Воин убрал табличку за пояс и окинул несчастного холодным взглядом. Взглядом, от которого мурашки побежали по спине. Двое других резко рванули вперед и зажали женщину в тиски.
— Эй, что происходит?! — охнула она. — Что вы делаете?!
— Мама? — глаза ребенка расширились, в них засквозил страх.
— Почтенные мужи, да что жеж это такое?! — воскликнул оборванец, разворачиваясь к стражнику с табличкой. — Вы жеж меня отпустили... — он осекся, когда увидел, как тот отбросил копье и достал меч.
— Приговор почтенного Фу не обсуждается, — сухо и беспристрастно молвил воин, — согласно обычаю круговой поруки.
До оборванца только сейчас дошло, что происходит. Сердце замерло на миг, а затем громко отдалось в груди. Ноги налились свинцом, но в последний миг он сумел найти силы и не упасть. Паника и страх застилали разум. Однако, несмотря на них, оборванец развернулся и ринулся на помощь семье. В последней, отчаянной попытке...
Лезвие вошло меж лопаток. Тело пронзила острая боль, с уст сорвался хрип... А округу сотряс истошный крик женщины, слившийся с громким плачем ребенка...

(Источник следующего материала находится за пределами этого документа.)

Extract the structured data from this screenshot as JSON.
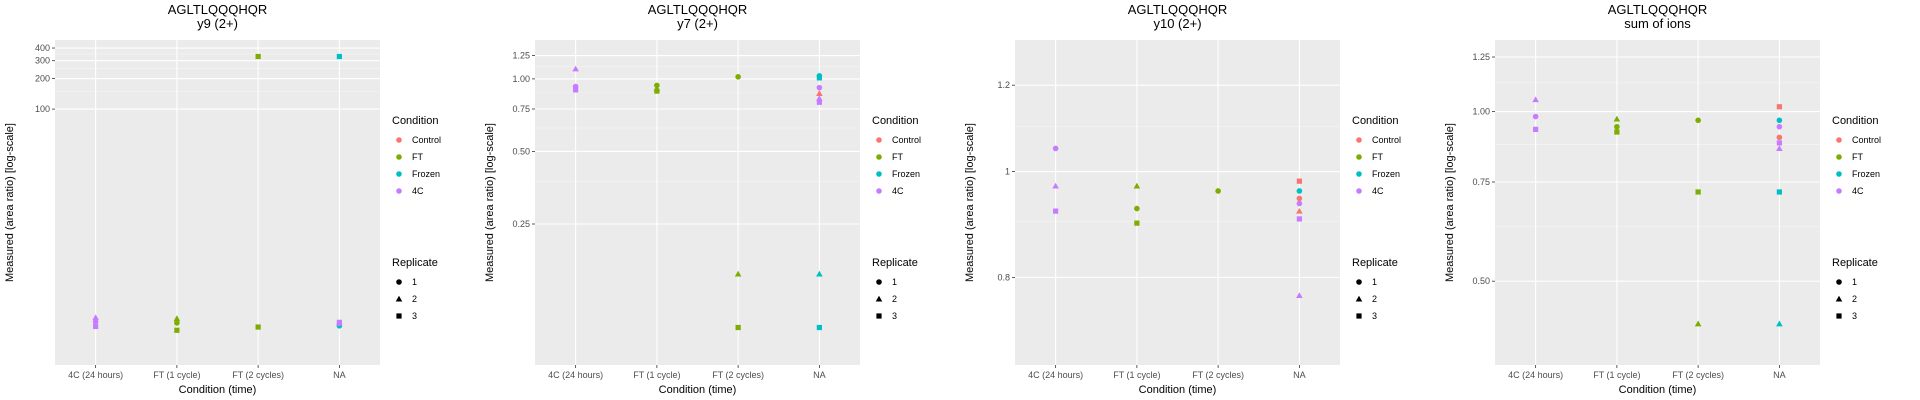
{
  "chart_data": [
    {
      "type": "scatter",
      "title": "AGLTLQQQHQR",
      "subtitle": "y9 (2+)",
      "xlabel": "Condition (time)",
      "ylabel": "Measured (area ratio) [log-scale]",
      "yscale": "log",
      "ylim": [
        0.3,
        480
      ],
      "yticks": [
        100,
        200,
        300,
        400
      ],
      "grid": true,
      "categories": [
        "4C (24 hours)",
        "FT (1 cycle)",
        "FT (2 cycles)",
        "NA"
      ],
      "points": [
        {
          "x": "4C (24 hours)",
          "y": 0.8,
          "condition": "4C",
          "replicate": "1"
        },
        {
          "x": "4C (24 hours)",
          "y": 0.88,
          "condition": "4C",
          "replicate": "2"
        },
        {
          "x": "4C (24 hours)",
          "y": 0.72,
          "condition": "4C",
          "replicate": "3"
        },
        {
          "x": "FT (1 cycle)",
          "y": 0.78,
          "condition": "FT",
          "replicate": "1"
        },
        {
          "x": "FT (1 cycle)",
          "y": 0.86,
          "condition": "FT",
          "replicate": "2"
        },
        {
          "x": "FT (1 cycle)",
          "y": 0.66,
          "condition": "FT",
          "replicate": "3"
        },
        {
          "x": "FT (2 cycles)",
          "y": 330,
          "condition": "FT",
          "replicate": "3"
        },
        {
          "x": "FT (2 cycles)",
          "y": 0.71,
          "condition": "FT",
          "replicate": "3"
        },
        {
          "x": "NA",
          "y": 330,
          "condition": "Frozen",
          "replicate": "3"
        },
        {
          "x": "NA",
          "y": 0.73,
          "condition": "Frozen",
          "replicate": "1"
        },
        {
          "x": "NA",
          "y": 0.77,
          "condition": "4C",
          "replicate": "1"
        },
        {
          "x": "NA",
          "y": 0.79,
          "condition": "4C",
          "replicate": "3"
        }
      ]
    },
    {
      "type": "scatter",
      "title": "AGLTLQQQHQR",
      "subtitle": "y7 (2+)",
      "xlabel": "Condition (time)",
      "ylabel": "Measured (area ratio) [log-scale]",
      "yscale": "log",
      "ylim": [
        0.065,
        1.45
      ],
      "yticks": [
        0.25,
        0.5,
        0.75,
        1.0,
        1.25
      ],
      "ytick_labels": [
        "0.25",
        "0.50",
        "0.75",
        "1.00",
        "1.25"
      ],
      "grid": true,
      "categories": [
        "4C (24 hours)",
        "FT (1 cycle)",
        "FT (2 cycles)",
        "NA"
      ],
      "points": [
        {
          "x": "4C (24 hours)",
          "y": 1.1,
          "condition": "4C",
          "replicate": "2"
        },
        {
          "x": "4C (24 hours)",
          "y": 0.93,
          "condition": "4C",
          "replicate": "1"
        },
        {
          "x": "4C (24 hours)",
          "y": 0.9,
          "condition": "4C",
          "replicate": "3"
        },
        {
          "x": "FT (1 cycle)",
          "y": 0.94,
          "condition": "FT",
          "replicate": "1"
        },
        {
          "x": "FT (1 cycle)",
          "y": 0.91,
          "condition": "FT",
          "replicate": "2"
        },
        {
          "x": "FT (1 cycle)",
          "y": 0.89,
          "condition": "FT",
          "replicate": "3"
        },
        {
          "x": "FT (2 cycles)",
          "y": 1.02,
          "condition": "FT",
          "replicate": "1"
        },
        {
          "x": "FT (2 cycles)",
          "y": 0.155,
          "condition": "FT",
          "replicate": "2"
        },
        {
          "x": "FT (2 cycles)",
          "y": 0.093,
          "condition": "FT",
          "replicate": "3"
        },
        {
          "x": "NA",
          "y": 1.03,
          "condition": "Frozen",
          "replicate": "1"
        },
        {
          "x": "NA",
          "y": 1.01,
          "condition": "Frozen",
          "replicate": "3"
        },
        {
          "x": "NA",
          "y": 0.92,
          "condition": "4C",
          "replicate": "1"
        },
        {
          "x": "NA",
          "y": 0.87,
          "condition": "Control",
          "replicate": "2"
        },
        {
          "x": "NA",
          "y": 0.83,
          "condition": "4C",
          "replicate": "2"
        },
        {
          "x": "NA",
          "y": 0.8,
          "condition": "4C",
          "replicate": "3"
        },
        {
          "x": "NA",
          "y": 0.155,
          "condition": "Frozen",
          "replicate": "2"
        },
        {
          "x": "NA",
          "y": 0.093,
          "condition": "Frozen",
          "replicate": "3"
        }
      ]
    },
    {
      "type": "scatter",
      "title": "AGLTLQQQHQR",
      "subtitle": "y10 (2+)",
      "xlabel": "Condition (time)",
      "ylabel": "Measured (area ratio) [log-scale]",
      "yscale": "log",
      "ylim": [
        0.665,
        1.32
      ],
      "yticks": [
        0.8,
        1.0,
        1.2
      ],
      "grid": true,
      "categories": [
        "4C (24 hours)",
        "FT (1 cycle)",
        "FT (2 cycles)",
        "NA"
      ],
      "points": [
        {
          "x": "4C (24 hours)",
          "y": 1.05,
          "condition": "4C",
          "replicate": "1"
        },
        {
          "x": "4C (24 hours)",
          "y": 0.97,
          "condition": "4C",
          "replicate": "2"
        },
        {
          "x": "4C (24 hours)",
          "y": 0.92,
          "condition": "4C",
          "replicate": "3"
        },
        {
          "x": "FT (1 cycle)",
          "y": 0.97,
          "condition": "FT",
          "replicate": "2"
        },
        {
          "x": "FT (1 cycle)",
          "y": 0.925,
          "condition": "FT",
          "replicate": "1"
        },
        {
          "x": "FT (1 cycle)",
          "y": 0.897,
          "condition": "FT",
          "replicate": "3"
        },
        {
          "x": "FT (2 cycles)",
          "y": 0.96,
          "condition": "FT",
          "replicate": "1"
        },
        {
          "x": "NA",
          "y": 0.98,
          "condition": "Control",
          "replicate": "3"
        },
        {
          "x": "NA",
          "y": 0.96,
          "condition": "Frozen",
          "replicate": "1"
        },
        {
          "x": "NA",
          "y": 0.945,
          "condition": "Control",
          "replicate": "1"
        },
        {
          "x": "NA",
          "y": 0.935,
          "condition": "4C",
          "replicate": "1"
        },
        {
          "x": "NA",
          "y": 0.92,
          "condition": "Control",
          "replicate": "2"
        },
        {
          "x": "NA",
          "y": 0.905,
          "condition": "4C",
          "replicate": "3"
        },
        {
          "x": "NA",
          "y": 0.77,
          "condition": "4C",
          "replicate": "2"
        }
      ]
    },
    {
      "type": "scatter",
      "title": "AGLTLQQQHQR",
      "subtitle": "sum of ions",
      "xlabel": "Condition (time)",
      "ylabel": "Measured (area ratio) [log-scale]",
      "yscale": "log",
      "ylim": [
        0.355,
        1.34
      ],
      "yticks": [
        0.5,
        0.75,
        1.0,
        1.25
      ],
      "ytick_labels": [
        "0.50",
        "0.75",
        "1.00",
        "1.25"
      ],
      "grid": true,
      "categories": [
        "4C (24 hours)",
        "FT (1 cycle)",
        "FT (2 cycles)",
        "NA"
      ],
      "points": [
        {
          "x": "4C (24 hours)",
          "y": 1.05,
          "condition": "4C",
          "replicate": "2"
        },
        {
          "x": "4C (24 hours)",
          "y": 0.98,
          "condition": "4C",
          "replicate": "1"
        },
        {
          "x": "4C (24 hours)",
          "y": 0.93,
          "condition": "4C",
          "replicate": "3"
        },
        {
          "x": "FT (1 cycle)",
          "y": 0.97,
          "condition": "FT",
          "replicate": "2"
        },
        {
          "x": "FT (1 cycle)",
          "y": 0.94,
          "condition": "FT",
          "replicate": "1"
        },
        {
          "x": "FT (1 cycle)",
          "y": 0.92,
          "condition": "FT",
          "replicate": "3"
        },
        {
          "x": "FT (2 cycles)",
          "y": 0.965,
          "condition": "FT",
          "replicate": "1"
        },
        {
          "x": "FT (2 cycles)",
          "y": 0.72,
          "condition": "FT",
          "replicate": "3"
        },
        {
          "x": "FT (2 cycles)",
          "y": 0.42,
          "condition": "FT",
          "replicate": "2"
        },
        {
          "x": "NA",
          "y": 1.02,
          "condition": "Control",
          "replicate": "3"
        },
        {
          "x": "NA",
          "y": 0.965,
          "condition": "Frozen",
          "replicate": "1"
        },
        {
          "x": "NA",
          "y": 0.94,
          "condition": "4C",
          "replicate": "1"
        },
        {
          "x": "NA",
          "y": 0.9,
          "condition": "Control",
          "replicate": "1"
        },
        {
          "x": "NA",
          "y": 0.88,
          "condition": "4C",
          "replicate": "3"
        },
        {
          "x": "NA",
          "y": 0.86,
          "condition": "4C",
          "replicate": "2"
        },
        {
          "x": "NA",
          "y": 0.72,
          "condition": "Frozen",
          "replicate": "3"
        },
        {
          "x": "NA",
          "y": 0.42,
          "condition": "Frozen",
          "replicate": "2"
        }
      ]
    }
  ],
  "legend": {
    "color_title": "Condition",
    "color_items": [
      {
        "label": "Control",
        "color": "#F8766D"
      },
      {
        "label": "FT",
        "color": "#7CAE00"
      },
      {
        "label": "Frozen",
        "color": "#00BFC4"
      },
      {
        "label": "4C",
        "color": "#C77CFF"
      }
    ],
    "shape_title": "Replicate",
    "shape_items": [
      {
        "label": "1",
        "shape": "circle"
      },
      {
        "label": "2",
        "shape": "triangle"
      },
      {
        "label": "3",
        "shape": "square"
      }
    ],
    "placement": "right"
  },
  "colors": {
    "panel_bg": "#EBEBEB",
    "grid_major": "#FFFFFF",
    "Control": "#F8766D",
    "FT": "#7CAE00",
    "Frozen": "#00BFC4",
    "4C": "#C77CFF"
  }
}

Крестьяне, работавшие в поле, видели, как местный чудак-оборванец вернулся домой в сопровождении стражников. Видели, как те обнажили мечи. Слышали отчаянный крик и детский плач. Но никто не бросил своих дел. Никто не пришел на помощь. Все лишь молча отвернулись, когда звуки мольбы и всхлипы ребенка резко оборвались...
То был приказ почтенного гуна, охранителя их спокойствия и благополучия. Военачальника светлейшего Лаоху, что привел Хучен к величию и процветанию. И кто они такие, чтобы роптать на него?
[1] Тащите их!
Глава 11
Стражник причала у Матери вод возле Хучена с любопытством провожал взглядом плот, на котором уплыл цзы Хэн с пленниками. Кто они такие, и с какой целью высокопоставленный гость пожаловал в столицу средь бела дня, воин спрашивать, разумеется, не решился. Кто он такой, чтобы задавать подобные вопросы самому цзы? Но любопытство съедало его изнутри. Воин непременно вознамерился поинтересоваться у своих товарищей по службе в городе, что происходит. Быть может, до них дойдут какие слухи?